How can you tell if your pet has an ear problem?
Some signs are more obvious than others, but there may be an issue with your pet’s ears if:-
- They become “headshy” or are excessively scratching and rubbing their ears
- Frequent shaking of head or ear twitching
- Bleeding from ear canal
- Loss of balance
- Ears are reddened
- There is abnormal or increased levels of discharge from the ears (it’s usual to have a small amount of wax in the ears)
- Ears have become smelly
What can cause common ear and eye problems?
- Breed of dog – Certain dog breeds are predisposed to ear complaints, so if you have one of these breeds, this is an area you may have to pay more attention to on an ongoing basis. Dogs with long floppy (‘pendulous’) ears such as Spaniels, Setters or Bloodhounds are at particular risk, as are dogs with hairy ear canals such as Miniature Poodles and Schnauzers. Other breeds, including Basset Hounds, Pugs, Westies, Bulldogs and Lhasa Apsos may be susceptible to dry eye.
- Allergies – Your pet may suffer from on-going or seasonal allergies to pollen. Ear problems are often the first signs that your pet may actually have a skin allergy.
- Ear Mites – These parasites live on the skin’s surface, particularly in the ear canal. They’re transferred between animals on contact and eggs and mites can persist for several months as the life cycle of a mite takes approximately 21 days to complete.
How can you treat ear problems?
It’s not generally advisable to keep poking and prodding around in ears, but you should be aware of your pet’s general day to day behaviour and if you see some of the signs outlined above starting, or upon inspection, their ears are different to normal, you should contact your vet for advice.
If you have a breed prone to ear infections, your vet will advise you on how best to manage their ear health on a routine basis. Providing there is no infection or allergy, there are regular ear health products your vet could discuss with you.
If your cat or dog has ear mites, they will require treatment which could last for a few weeks and your vet will prescribe something for those.

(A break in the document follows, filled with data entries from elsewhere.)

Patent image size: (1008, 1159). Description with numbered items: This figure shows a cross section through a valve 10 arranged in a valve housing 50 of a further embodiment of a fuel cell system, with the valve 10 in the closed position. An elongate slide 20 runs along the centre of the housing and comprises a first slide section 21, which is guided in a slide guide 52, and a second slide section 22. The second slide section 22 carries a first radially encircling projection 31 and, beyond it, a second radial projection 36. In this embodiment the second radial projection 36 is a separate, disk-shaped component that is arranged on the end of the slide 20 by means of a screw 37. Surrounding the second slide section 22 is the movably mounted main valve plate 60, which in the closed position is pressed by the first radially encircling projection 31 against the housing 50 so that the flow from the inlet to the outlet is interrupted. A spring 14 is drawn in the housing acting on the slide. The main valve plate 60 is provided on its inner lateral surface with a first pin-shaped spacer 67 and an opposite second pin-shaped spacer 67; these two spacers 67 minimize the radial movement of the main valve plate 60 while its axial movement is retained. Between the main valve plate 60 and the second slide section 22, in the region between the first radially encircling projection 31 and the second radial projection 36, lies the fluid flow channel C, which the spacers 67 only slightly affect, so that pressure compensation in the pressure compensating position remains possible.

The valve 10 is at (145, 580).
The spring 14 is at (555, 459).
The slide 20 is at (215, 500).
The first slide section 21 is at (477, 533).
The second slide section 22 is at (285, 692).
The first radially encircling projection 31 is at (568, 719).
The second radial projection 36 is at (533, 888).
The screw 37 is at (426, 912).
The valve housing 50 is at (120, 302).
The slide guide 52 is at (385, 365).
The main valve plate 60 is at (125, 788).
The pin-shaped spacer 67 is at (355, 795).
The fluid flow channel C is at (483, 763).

Allergies may take a little longer to identify, but vets may start by suggesting a change in diet to a sensitive skin recipe and offer some immediate relief and/or treatment if your pet has caused damage to their skin.
How can you treat eye problems?
Any injuries or soreness to the eyes really should be checked out by your vet asap.
Again, if you have a specific breed that suffers from dry eyes or you’re advised of this by your vet, there are regular, generally available eye drops or gels you can use to help your pet, but ask your vet first as to what might be suitable for your pet.
As usual, if you ever have any concerns about changes to your pet, ears, eyes or otherwise, please consult your vet for advice as soon as you can.